PROGRESS ON THE SECRET LIVES PROJECT
I continue to make steady progress on the secret lives project. For those of you waiting for yours through the Ziesing book catalog, thanks for your patience. They're getting longer and more convoluted, and stranger, and more beautiful. It's good for the project, but bad for my deadlines. The book probably won't be out until June. Until then, here's a secret life I finished last month.
The book can be ordered from the Prime Web site. Only 4 of the 26 signed, lettered limited-limited editions are still available.
A couple of advance blurbs have come in, based on the manuscript in progress.

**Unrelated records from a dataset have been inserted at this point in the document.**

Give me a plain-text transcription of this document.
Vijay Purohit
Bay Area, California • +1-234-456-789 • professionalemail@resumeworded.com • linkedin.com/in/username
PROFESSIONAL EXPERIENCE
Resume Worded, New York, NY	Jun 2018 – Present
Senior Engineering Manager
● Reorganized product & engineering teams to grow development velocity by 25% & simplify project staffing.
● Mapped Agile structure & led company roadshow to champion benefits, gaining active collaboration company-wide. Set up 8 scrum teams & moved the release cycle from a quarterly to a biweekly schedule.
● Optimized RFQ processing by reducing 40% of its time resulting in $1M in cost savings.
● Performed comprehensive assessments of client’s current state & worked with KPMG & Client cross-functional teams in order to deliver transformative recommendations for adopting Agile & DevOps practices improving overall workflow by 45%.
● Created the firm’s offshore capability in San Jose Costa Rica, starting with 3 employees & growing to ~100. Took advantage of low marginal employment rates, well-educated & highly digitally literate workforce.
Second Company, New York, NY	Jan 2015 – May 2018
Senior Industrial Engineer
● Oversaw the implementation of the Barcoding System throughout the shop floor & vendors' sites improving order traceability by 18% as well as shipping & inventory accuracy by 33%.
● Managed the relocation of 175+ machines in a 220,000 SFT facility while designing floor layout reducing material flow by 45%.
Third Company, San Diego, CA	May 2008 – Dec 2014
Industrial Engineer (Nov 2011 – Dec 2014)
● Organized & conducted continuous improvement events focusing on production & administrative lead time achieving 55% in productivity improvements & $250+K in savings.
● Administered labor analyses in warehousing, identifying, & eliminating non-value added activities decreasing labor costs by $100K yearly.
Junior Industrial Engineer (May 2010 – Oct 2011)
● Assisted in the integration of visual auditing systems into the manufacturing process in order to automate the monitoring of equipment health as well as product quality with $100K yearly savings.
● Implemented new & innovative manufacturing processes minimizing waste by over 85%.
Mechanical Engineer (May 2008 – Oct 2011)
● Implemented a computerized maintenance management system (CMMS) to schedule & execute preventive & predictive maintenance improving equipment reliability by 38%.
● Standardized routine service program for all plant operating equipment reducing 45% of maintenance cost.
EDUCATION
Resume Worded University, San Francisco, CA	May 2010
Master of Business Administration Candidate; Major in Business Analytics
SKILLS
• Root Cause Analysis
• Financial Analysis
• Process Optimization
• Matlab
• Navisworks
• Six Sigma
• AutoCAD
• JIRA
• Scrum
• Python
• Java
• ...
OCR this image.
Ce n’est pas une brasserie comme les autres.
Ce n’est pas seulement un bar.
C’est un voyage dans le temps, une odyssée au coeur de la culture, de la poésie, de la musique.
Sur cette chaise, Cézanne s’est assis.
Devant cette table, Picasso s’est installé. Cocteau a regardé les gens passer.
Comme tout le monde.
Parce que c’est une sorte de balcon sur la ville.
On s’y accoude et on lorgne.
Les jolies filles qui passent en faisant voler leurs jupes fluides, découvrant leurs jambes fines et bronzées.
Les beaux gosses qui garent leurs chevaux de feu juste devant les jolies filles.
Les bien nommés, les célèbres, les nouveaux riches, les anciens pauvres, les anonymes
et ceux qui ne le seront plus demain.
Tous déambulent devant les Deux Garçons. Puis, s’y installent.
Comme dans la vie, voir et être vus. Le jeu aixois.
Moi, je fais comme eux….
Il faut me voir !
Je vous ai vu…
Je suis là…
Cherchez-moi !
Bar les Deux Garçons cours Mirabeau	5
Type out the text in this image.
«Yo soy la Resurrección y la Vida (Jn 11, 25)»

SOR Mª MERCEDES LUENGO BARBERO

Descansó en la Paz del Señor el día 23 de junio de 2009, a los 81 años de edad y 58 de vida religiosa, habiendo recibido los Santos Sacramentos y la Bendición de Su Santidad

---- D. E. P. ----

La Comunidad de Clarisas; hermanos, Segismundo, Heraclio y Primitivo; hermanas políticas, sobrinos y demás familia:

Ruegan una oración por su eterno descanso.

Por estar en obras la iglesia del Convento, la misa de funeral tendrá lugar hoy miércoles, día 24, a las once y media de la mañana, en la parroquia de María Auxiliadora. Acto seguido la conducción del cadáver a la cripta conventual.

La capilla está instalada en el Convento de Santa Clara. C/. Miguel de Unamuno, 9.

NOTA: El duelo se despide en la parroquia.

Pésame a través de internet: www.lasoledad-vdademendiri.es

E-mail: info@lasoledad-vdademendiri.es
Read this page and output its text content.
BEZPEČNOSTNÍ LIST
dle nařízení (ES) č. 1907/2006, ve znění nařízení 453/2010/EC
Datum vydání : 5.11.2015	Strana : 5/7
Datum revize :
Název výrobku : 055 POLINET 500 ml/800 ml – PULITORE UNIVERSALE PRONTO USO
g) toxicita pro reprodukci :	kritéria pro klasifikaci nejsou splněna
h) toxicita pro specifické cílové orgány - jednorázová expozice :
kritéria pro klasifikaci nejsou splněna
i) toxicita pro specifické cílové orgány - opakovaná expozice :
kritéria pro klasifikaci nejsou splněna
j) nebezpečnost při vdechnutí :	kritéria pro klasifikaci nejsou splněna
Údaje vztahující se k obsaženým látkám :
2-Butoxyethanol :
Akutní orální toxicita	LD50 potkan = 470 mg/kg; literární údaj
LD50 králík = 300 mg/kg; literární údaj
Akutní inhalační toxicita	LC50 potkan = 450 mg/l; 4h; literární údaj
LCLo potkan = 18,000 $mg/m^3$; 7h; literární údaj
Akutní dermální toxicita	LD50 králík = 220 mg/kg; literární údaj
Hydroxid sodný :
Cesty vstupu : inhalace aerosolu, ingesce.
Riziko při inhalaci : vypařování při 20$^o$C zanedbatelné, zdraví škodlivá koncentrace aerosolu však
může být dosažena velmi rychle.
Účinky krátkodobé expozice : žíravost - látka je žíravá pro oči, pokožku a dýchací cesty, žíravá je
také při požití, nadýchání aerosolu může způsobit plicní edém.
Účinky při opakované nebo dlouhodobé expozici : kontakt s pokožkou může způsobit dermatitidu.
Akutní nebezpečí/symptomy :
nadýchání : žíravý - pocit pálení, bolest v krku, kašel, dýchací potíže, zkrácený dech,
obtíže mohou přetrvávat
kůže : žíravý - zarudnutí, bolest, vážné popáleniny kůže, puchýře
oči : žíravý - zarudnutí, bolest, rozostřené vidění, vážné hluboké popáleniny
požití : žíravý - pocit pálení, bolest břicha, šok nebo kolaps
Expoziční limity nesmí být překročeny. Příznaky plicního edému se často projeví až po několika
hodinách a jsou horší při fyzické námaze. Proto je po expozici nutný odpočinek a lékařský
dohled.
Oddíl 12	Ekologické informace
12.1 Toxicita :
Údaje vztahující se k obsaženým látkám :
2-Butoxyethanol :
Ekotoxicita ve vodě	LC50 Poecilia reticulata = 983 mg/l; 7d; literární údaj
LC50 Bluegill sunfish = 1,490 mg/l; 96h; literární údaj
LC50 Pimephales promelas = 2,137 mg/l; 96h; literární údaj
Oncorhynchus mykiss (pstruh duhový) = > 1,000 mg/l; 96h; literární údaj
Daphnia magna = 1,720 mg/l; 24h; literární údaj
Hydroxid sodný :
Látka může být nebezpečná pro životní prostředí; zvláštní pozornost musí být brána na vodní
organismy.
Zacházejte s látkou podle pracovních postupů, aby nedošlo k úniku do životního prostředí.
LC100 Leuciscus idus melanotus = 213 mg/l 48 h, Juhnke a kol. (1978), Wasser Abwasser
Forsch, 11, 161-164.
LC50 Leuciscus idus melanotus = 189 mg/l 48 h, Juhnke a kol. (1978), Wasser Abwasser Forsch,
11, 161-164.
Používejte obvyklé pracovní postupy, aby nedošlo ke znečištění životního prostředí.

"Awesomely bizarre, hilarious to the point of inducing injury - Jeff VanderMeer's strange and hair-raising histories will make anyone who reads them want a secret life of their very own...." – Liz Williams
"Whimsical, funny, touching, magical - Jeff VanderMeer lifts the lid on the rich eccentric worlds below the surface of ordinary life. These are the secret lives we all live - perhaps, for a few of us, in the real world; for the rest, in our imaginations; but few have imaginations to equal VanderMeer's. I wonder what his secret life is like?" – K.J. Bishop
Jeff
THE SECRET LIVES OF RICK AND PEGGY
Rick works as a commercial credit officer at a bank and has an obsession with H.P. Lovecraft. This might be why he refers to the bank’s managers as “The Old Ones” and believes that at night they creep into the vault and shed their human disguises, shuggothing and writhing about, bathing in the money that carries the secret Masonic Old Ones symbol on it. In his secret life, unknown even to his good friend Peggy, Rick is a 24-7 Lovecraft apologist. In a secret bungalow outside of the city, Rick keeps sophisticated tracking equipment so that he can monitor the media day and night. Whenever he comes across a negative reference to Lovecraft, he fires off a missive via snail or e-mail, using one of his many aliases. He considers this his holy duty. For example, when in the summer of 2004 the writer Jeff VanderMeer scoffed at the hideous effectiveness of the giant penguins in Lovecraft’s In the Mountains of Madness for a Locus Online article, Rick immediately sent a letter to the editor under the name “Gerald Rebarb” that stated in part, “Clearly VanderMeer has never set foot in the Mountains of Madness.” It is a little-known fact that 90 percent of all letters and emails to the editor concerning Lovecraft originate with Rick.
Meanwhile, his friend Peggy ostensibly works as a stylist, making drab products look beautiful for advertisements. In truth, her main job is protecting Rick from the Old Ones that work at the bank. As the great-great-great granddaughter of Dexter Ward, and privy to all of the secrets of the Mad Arab, Peggy has considerable experience in this area. Using as her latest cover the search for a new house, Peggy spends a lot of time saving Rick’s ass from various plots by the Old Ones. For it is Rick’s fate to be an unknowing nexus, or portal, into the Old Ones’ universe, which is the real reason he obsesses over Lovecraft. He cannot escape his fate yet has no inkling of it. He certainly doesn’t understand Peggy’s worries about his belly button. “Keep it clean of lint,” she repeatedly tells him. “Make sure your pants or shirt covers it at all times,” she says. “Who knows what might come out of it?!” Rick’s fairly sure nothing is coming out of it, but Peggy knows better. One day, an entire universe might devour our own.
Sometimes Peggy is even behind the bank building, battling the green tentacular strength of the Old Ones, while oblivious Rick works in the front, attending to clients. Naturally, this takes a lot of energy and physical prowess on Peggy’s part, so it’s only understandable that she might from time to time get irritated. When Rick asks how her house search is going, Peggy says between gritted teeth, “It’s going fine.”
It’d be going much better, she thinks, if the Old Ones didn’t gravitate toward you like bears to honey pots. It’d be going much better if you weren’t such a portal!
Still, she’s his friend for the long haul, and it could be worse. At least he’s not writing missives day and night in support of Lovecraft or something nuts like that, she thinks. Unlike the crackpots Rick’s always pointing out to her in the letters-to-the-editor columns of various respected periodicals.